My current research as part of my PhD is the ecophysiology of New Zealand mangroves (Avicennia marina subsp. australasica). The specific questions relate to the water and carbon relations of those trees. My supervisor, Sebastian Leuzinger, has worked on similar projects in Europe so his expertise for this project are invaluable.
Plants are the gatekeepers of carbon entering and water leaving terrestrial ecosystems. Trees are of particular importance because they are dominant carbon sinks and sources of water to the atmosphere in terrestrial ecosystems with as much as 70% of water leaving and almost all the carbon entering via trees. Changing climate will undoubtedly influence tree survival and hence affect the ability of forest systems to store carbon and cycle water. Despite the described importance of trees there are several key questions regarding carbon and water relations that remain unanswered. A principal barrier to addressing these questions is the logistical difficulty of studying large mature trees in complex systems. My research will use New Zealand mangroves as a model system for studying water and carbon relations in trees.
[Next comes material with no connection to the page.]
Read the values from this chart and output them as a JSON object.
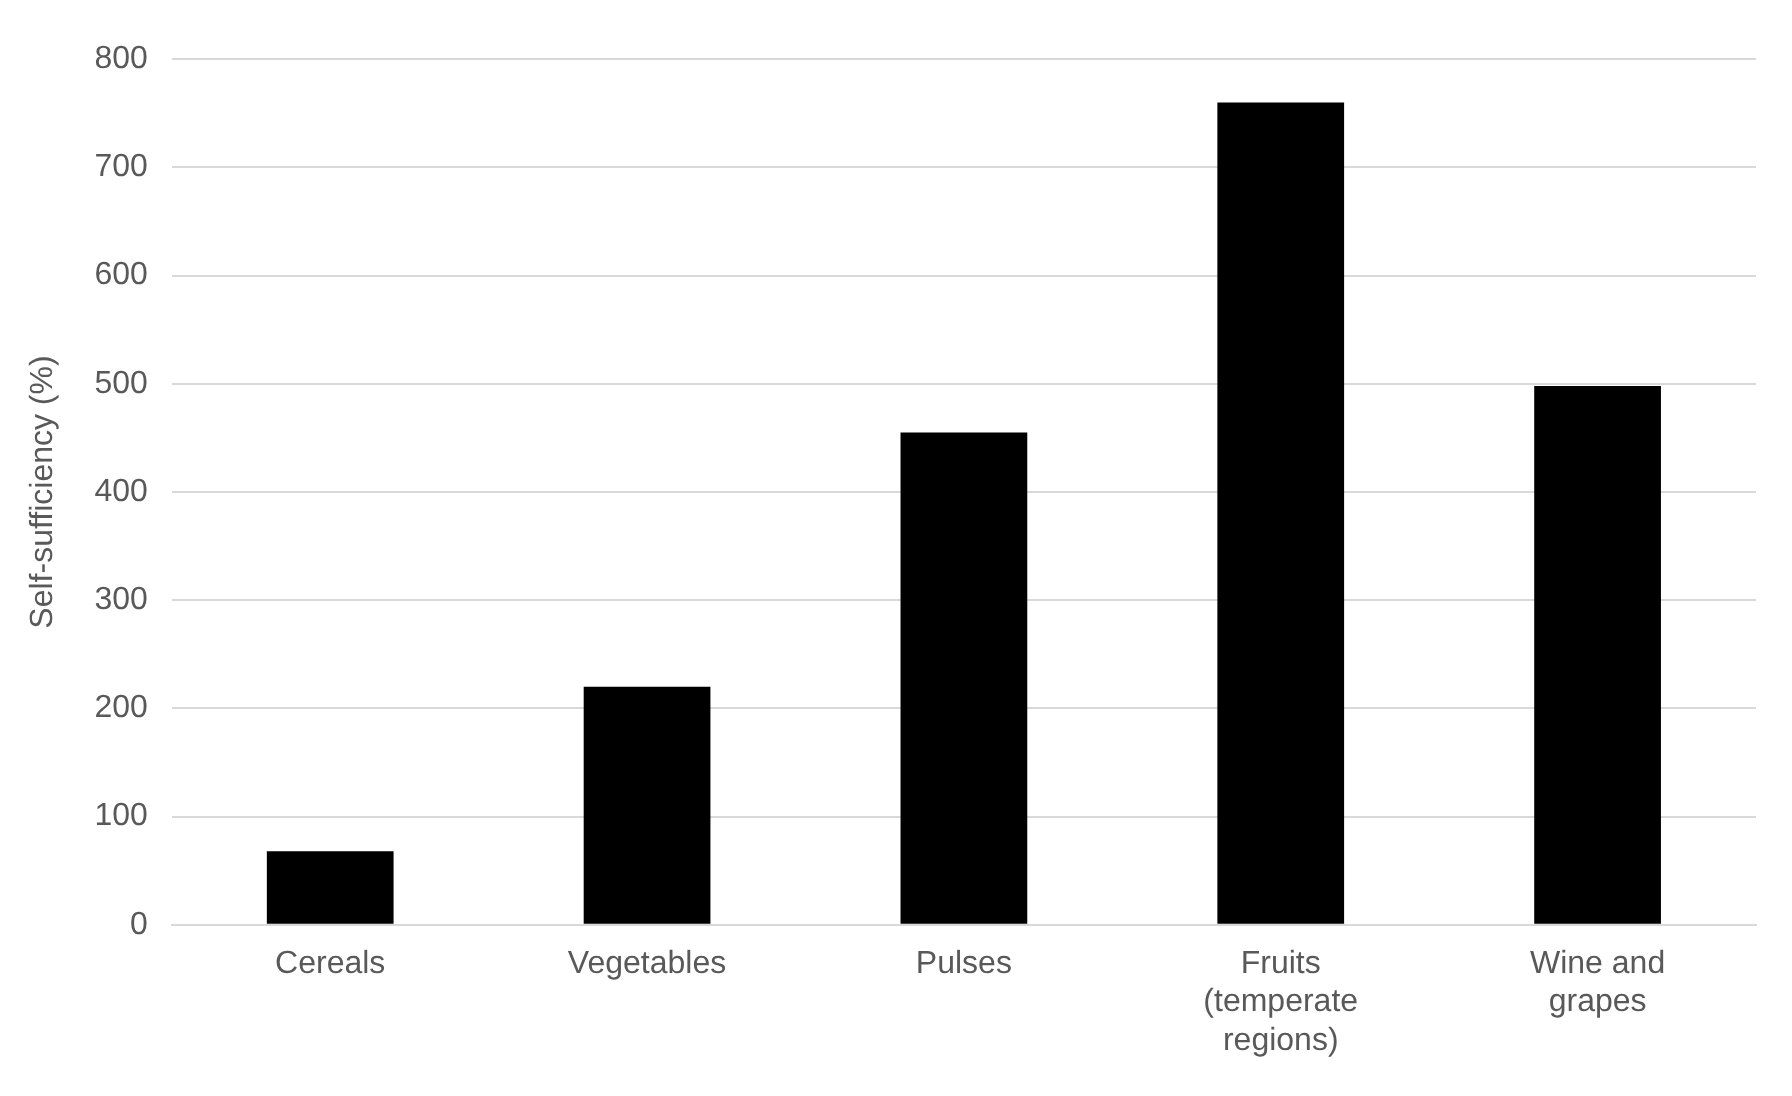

New Zealand mangroves are an ideal outdoor laboratory for investigating tree carbon and water relations for several reasons. Firstly, tidal inundation with salt water induces periodic and therefore predictable stress conditions. Secondly, their canopies are easily accessible even when trees are mature. Lastly, New Zealand mangrove forests are monospecific (i.e. no interspecific competition), which removes a classic confounding factor in ecological experiments. We are using a combination of established (e.g. sap-flow and stomatal conductance) and newly developed tools (e.g. point dendrometers and leaf patch-pressure clamps) linked to an online continuous monitoring system (click here to see the data in real-time). The combination of these state-of-the-art sensors (see pictures below) will provide an unprecedented and complete understanding of water and carbon relations in mangrove trees, with the potential to apply the findings to the ecophysiology of terrestrial forest ecosystems.